By implementing Confidential Containers with AMD SEV-SNP, Switchboard has established a new security standard for Web3 oracles. This infrastructure provides the foundation for Switchboard’s Node Partners program, launching on mainnet on March 11, 2025, enabling a truly decentralized and secure oracle network that Web3 applications can trust with their most sensitive data needs.

3 - Secure Supply Chain (Trusted Pipeline)

A trusted CI/CD pipeline prevents malicious code from infiltrating the software and ensures that the software can be traced and verified.

Background

  • Compliance Frameworks require Software Bill Of Materials (SBOM)
    • What was the OCI Image was built from?
  • Confidential Computing requires a way to verify the OCI Images being used. (Signatures, Encrypted Layers etc.)
    • Is this the OCI Image I am looking for?

Being able to verify the image is not sufficient for Confidential Computing if we do not trust the environment in which the evidence for verification was created.

Can we ever have a Confidential Computing Environment if we do not trust the environment in which the application has been built?

What environment was used to

  • Build the OCI Images?
  • Define/Generate the SBOM we later use to inform our choice of Image?
  • Sign or encrypt the Image?

We need to use CoCo to establish a Secure Supply Chain.

  • To ensure the SBOM accurately reflects how the OCI Image was built
  • No ability to tamper with the build
  • To protect the keys used to establish signatures or encrypt the Images.
  • To make the signatures, keys, SBOMs available for use/audit purposes later.

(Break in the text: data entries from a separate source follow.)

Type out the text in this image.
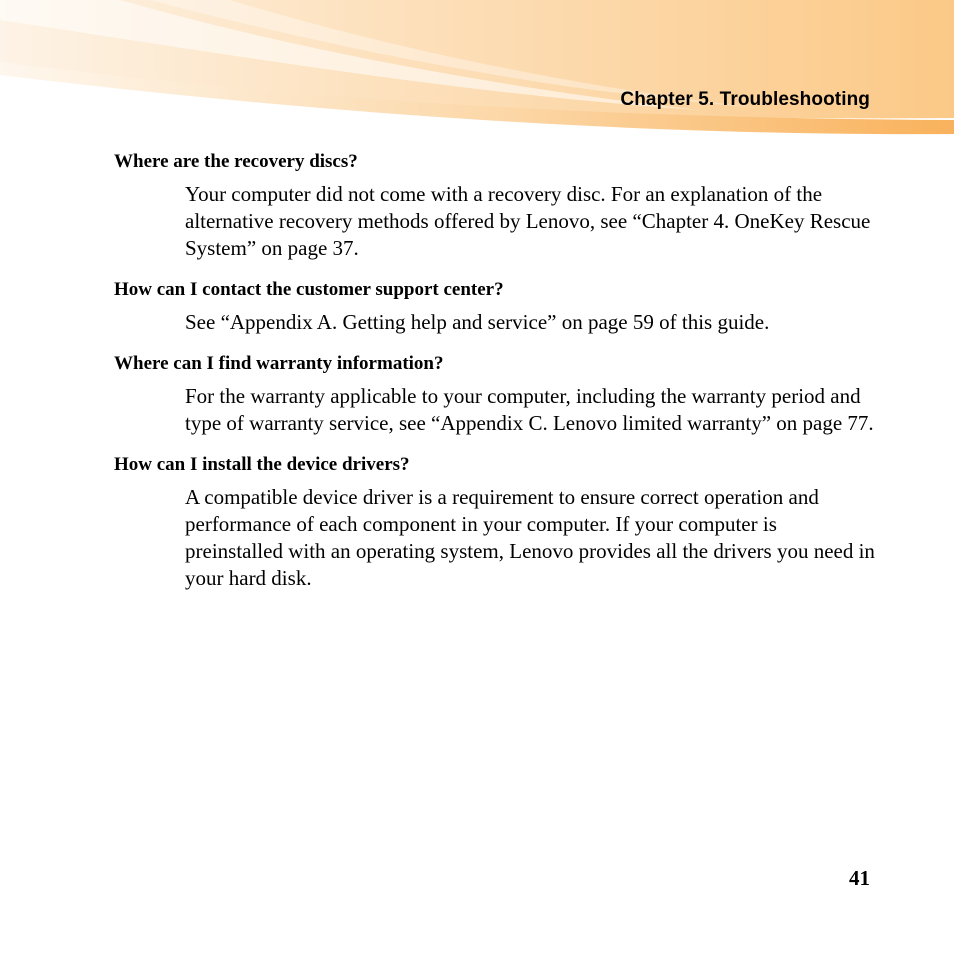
Chapter 5. Troubleshooting

Where are the recovery discs?

Your computer did not come with a recovery disc. For an explanation of the alternative recovery methods offered by Lenovo, see “Chapter 4. OneKey Rescue System” on page 37.

How can I contact the customer support center?

See “Appendix A. Getting help and service” on page 59 of this guide.

Where can I find warranty information?

For the warranty applicable to your computer, including the warranty period and type of warranty service, see “Appendix C. Lenovo limited warranty” on page 77.

How can I install the device drivers?

A compatible device driver is a requirement to ensure correct operation and performance of each component in your computer. If your computer is preinstalled with an operating system, Lenovo provides all the drivers you need in your hard disk.

41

But considering OCI Images is not enough our Supply chain also includes:

  • AI Use Cases would include training Data and AI Models
  • CoCo VM (with SBOM)
  • Attestation Measurements to verify the CoCo VM
  • Generation and protection of Keys/Secrets/Policies/Configuration
  • Trustee (KBS/Attestation) and Remote Verification Services
  • Potentially updates to Firmware for the TEE in use.

One of the key considerations for the confidential containers project is

  • Transparent deployment of unmodified containers

For a Secure Supply Chain it is reasonable to conclude that in order to build the unmodified containers we should start by considered pre-existing CI/CD systems which can be deployed within a Kubernetes Environment. Such systems could be deployed to Confidential Containers with CI/CD system then securely building, signing, encrypting unmodified containers and SBOMs. One such CI/CD system being investigated is Tekton

Bootstrap Problem

This Use Case needs to consider how to solve the bootstrap problem.

  • How can we use a CoCo VM to securely build a CoCo VM?